И ведь правда, почти не играла, только в раннем детстве, еще до рождения брата. А после — будто протест возник: чтобы с малышом не уравнивали, не ставили на одну планку. Кукол и мягких зверюшек засунула в диван — от греха подальше. Книги, книги и ничего, кроме них. Наташа пыталась растормошить дочь, тянула за собой на детские праздники, которые проводила, но в ответ слышала только одно:

— Неинтересно. Ты же это не для нас придумала.

— Но ты тоже могла бы повеселиться с ними вместе!

— Так — неинтересно.

Чужая, пересказанная, а то и придуманная в книгах жизнь увлекала девочку больше… А Леньке все было интересно! Он часто увязывался за матерью даже на свадьбы, которые Наташа тогда еще проводила сама. И охранял ее своим присутствием от захмелевших гостей, которые не решались тянуть лапы через голову ребенка. То ли понимал, что ей необходим защитник, то ли делал это интуитивно и больше для себя самого — она и сейчас этого не знала. Но всегда, каждую свободную минуту, ее сын был с ней рядом. Ее Ленька, который, как Наташе казалось, даже дышал с ней в такт…

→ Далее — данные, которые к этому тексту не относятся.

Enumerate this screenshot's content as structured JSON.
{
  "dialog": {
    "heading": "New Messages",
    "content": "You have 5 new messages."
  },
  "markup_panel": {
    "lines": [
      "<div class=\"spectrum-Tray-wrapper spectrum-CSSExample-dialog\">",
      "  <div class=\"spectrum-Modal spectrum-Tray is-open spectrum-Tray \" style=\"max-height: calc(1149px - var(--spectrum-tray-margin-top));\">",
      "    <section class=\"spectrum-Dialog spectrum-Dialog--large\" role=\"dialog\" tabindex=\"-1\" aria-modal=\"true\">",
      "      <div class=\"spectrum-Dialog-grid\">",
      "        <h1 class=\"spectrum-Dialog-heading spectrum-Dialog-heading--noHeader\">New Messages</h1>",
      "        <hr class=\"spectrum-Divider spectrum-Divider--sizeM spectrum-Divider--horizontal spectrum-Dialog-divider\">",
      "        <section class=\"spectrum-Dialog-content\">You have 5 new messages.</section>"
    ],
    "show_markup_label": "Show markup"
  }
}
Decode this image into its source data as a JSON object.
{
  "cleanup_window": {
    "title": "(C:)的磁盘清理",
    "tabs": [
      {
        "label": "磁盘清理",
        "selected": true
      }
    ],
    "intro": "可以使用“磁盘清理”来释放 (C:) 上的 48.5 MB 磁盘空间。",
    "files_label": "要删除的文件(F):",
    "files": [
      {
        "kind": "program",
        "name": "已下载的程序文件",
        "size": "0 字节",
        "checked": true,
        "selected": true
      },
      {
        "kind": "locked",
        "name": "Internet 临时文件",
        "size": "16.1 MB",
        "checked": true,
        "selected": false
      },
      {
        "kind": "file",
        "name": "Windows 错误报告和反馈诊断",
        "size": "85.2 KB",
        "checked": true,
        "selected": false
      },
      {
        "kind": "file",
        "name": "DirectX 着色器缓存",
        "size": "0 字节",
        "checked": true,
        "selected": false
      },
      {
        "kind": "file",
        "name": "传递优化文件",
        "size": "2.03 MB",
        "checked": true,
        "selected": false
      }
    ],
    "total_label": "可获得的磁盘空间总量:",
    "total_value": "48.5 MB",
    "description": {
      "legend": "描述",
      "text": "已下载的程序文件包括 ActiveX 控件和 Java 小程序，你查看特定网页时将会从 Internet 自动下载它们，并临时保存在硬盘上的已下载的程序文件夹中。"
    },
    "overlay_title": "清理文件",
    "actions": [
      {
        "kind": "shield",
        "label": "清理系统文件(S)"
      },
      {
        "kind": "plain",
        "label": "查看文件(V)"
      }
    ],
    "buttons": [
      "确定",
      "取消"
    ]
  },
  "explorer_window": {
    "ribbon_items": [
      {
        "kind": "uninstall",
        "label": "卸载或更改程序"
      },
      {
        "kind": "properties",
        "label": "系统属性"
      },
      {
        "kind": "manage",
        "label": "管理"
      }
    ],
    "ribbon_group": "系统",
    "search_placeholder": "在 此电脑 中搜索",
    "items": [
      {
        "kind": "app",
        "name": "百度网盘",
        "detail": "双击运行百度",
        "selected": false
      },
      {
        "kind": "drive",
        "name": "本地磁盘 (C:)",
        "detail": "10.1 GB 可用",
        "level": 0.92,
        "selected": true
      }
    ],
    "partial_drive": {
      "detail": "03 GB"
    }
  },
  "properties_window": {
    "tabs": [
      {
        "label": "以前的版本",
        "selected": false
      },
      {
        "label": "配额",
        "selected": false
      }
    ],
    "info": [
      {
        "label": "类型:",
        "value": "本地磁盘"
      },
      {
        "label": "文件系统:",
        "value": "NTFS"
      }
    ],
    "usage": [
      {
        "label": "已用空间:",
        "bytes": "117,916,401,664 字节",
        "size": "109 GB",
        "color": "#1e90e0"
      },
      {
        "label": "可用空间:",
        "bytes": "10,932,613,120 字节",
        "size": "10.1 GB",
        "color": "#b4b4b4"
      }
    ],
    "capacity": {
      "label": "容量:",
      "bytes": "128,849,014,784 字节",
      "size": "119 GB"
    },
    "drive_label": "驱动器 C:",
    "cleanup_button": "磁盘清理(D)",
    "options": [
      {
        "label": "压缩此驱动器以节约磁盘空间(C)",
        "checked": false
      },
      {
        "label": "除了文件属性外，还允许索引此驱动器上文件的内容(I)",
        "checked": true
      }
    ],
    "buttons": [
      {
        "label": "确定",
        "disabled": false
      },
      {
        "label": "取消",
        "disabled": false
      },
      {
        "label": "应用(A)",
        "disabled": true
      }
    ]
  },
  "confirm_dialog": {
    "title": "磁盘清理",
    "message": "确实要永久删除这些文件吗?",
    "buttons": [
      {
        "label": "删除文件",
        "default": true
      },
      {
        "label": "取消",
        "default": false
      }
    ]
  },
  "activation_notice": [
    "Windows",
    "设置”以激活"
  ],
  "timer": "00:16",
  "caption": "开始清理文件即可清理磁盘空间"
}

Хотя и ему тоже требовалось уединение, что в однокомнатной квартирке, позднее ставшей Наташиным офисом, давалось непросто. Забравшись под стол, Ленька рисовал своих «идиотиков», как называл их отец, — мускулистых воинов с небольшими головами. И гора мышц у каждого все росла и росла… Потом сын вырезал их и играл сам с собой, потому что сестра никогда не составляла ему компанию — взрослой себя считала! А он долго оставался ребенком и что-то бормотал в своем углу на разные голоса. У него была целая куча игрушек, а он упорно плодил этих «идиотиков»… Аня презирала его за это и любила называть «маменькиным сынком». Он и был маминым, только не в уничижительном смысле.